Ze was niet de eerste, andere dierbaren waren haar voorgegaan. Verscheen hun telefoonnummer op mijn scherm dan ging ergens in mij de paniekknop automatisch aan, zelfs als ze voor iets leuks of onbenulligs belden. Ik toverde net zo makkelijk beren op de weg als ik ademhaalde. De gedachte dat ik nú, onmiddellijk, iets moest doen, beukte altijd tegen mijn hersenpan. Met name ’s nachts hadden de potentiële rampen die volgden op de problemen ruim baan om samen met die beren urenlang door mijn hoofd te stampen.

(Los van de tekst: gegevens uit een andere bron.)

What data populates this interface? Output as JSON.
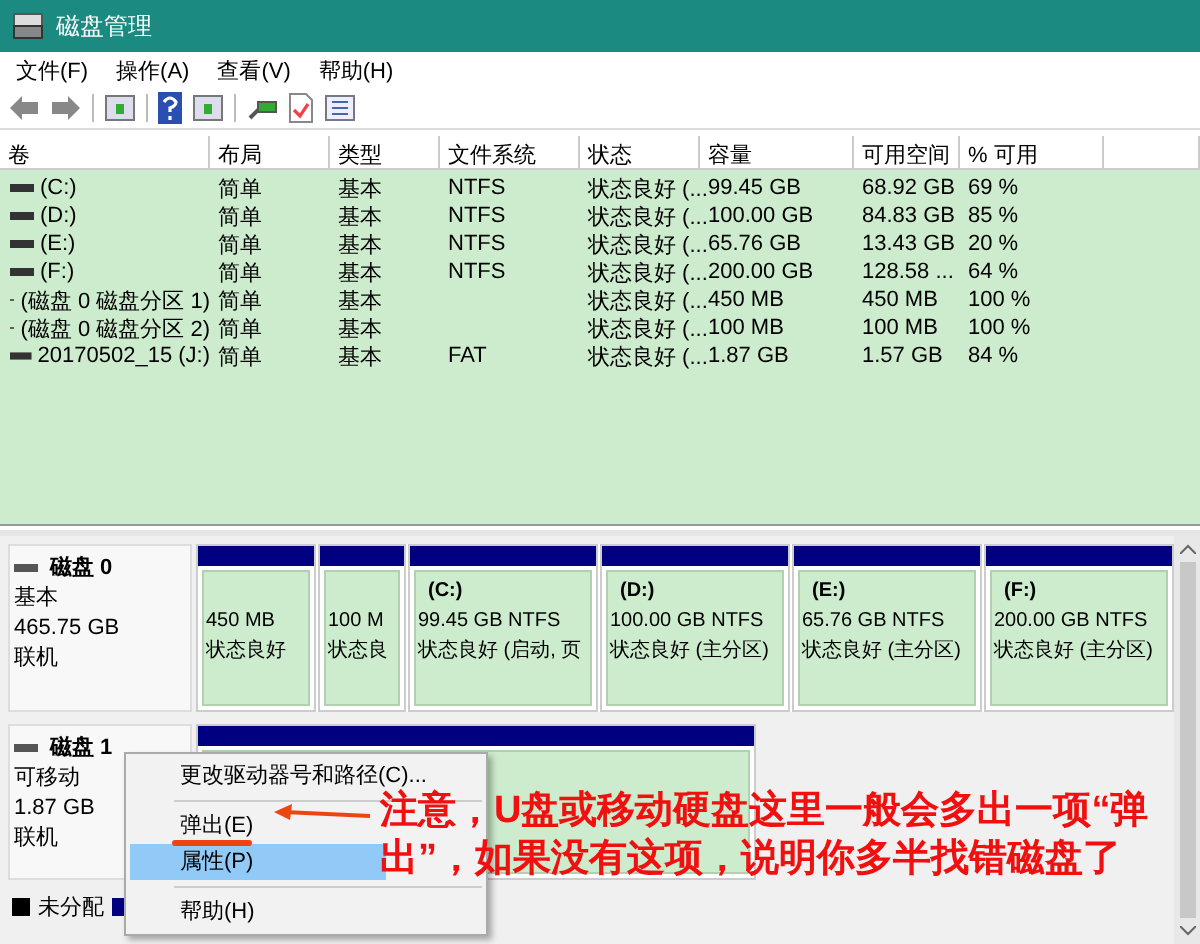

Maar ik ging er niet over. Ik was niet de eigenaar van andermans situatie, ik wist niet of de ander de situatie net zo problematisch vond als ik, en net zoveel vrees had voor de mogelijke gevolgen. Mijn ratio kon het allemaal bedenken. Maar tussen weten en ingeslepen reactiepatronen gaapte lange tijd een oceaan. Toen R onlangs op zo’n groot berenmoment adviseerde om mijn dierbare in haar sop gaar te laten koken en ik zijn advies dankbaar omarmde en tegelijk de paniek en vrees uit mij weg voelde rollen, wist ik dat de oceaan een sloot was geworden.
Ik liet de dierbare natuurlijk niet los.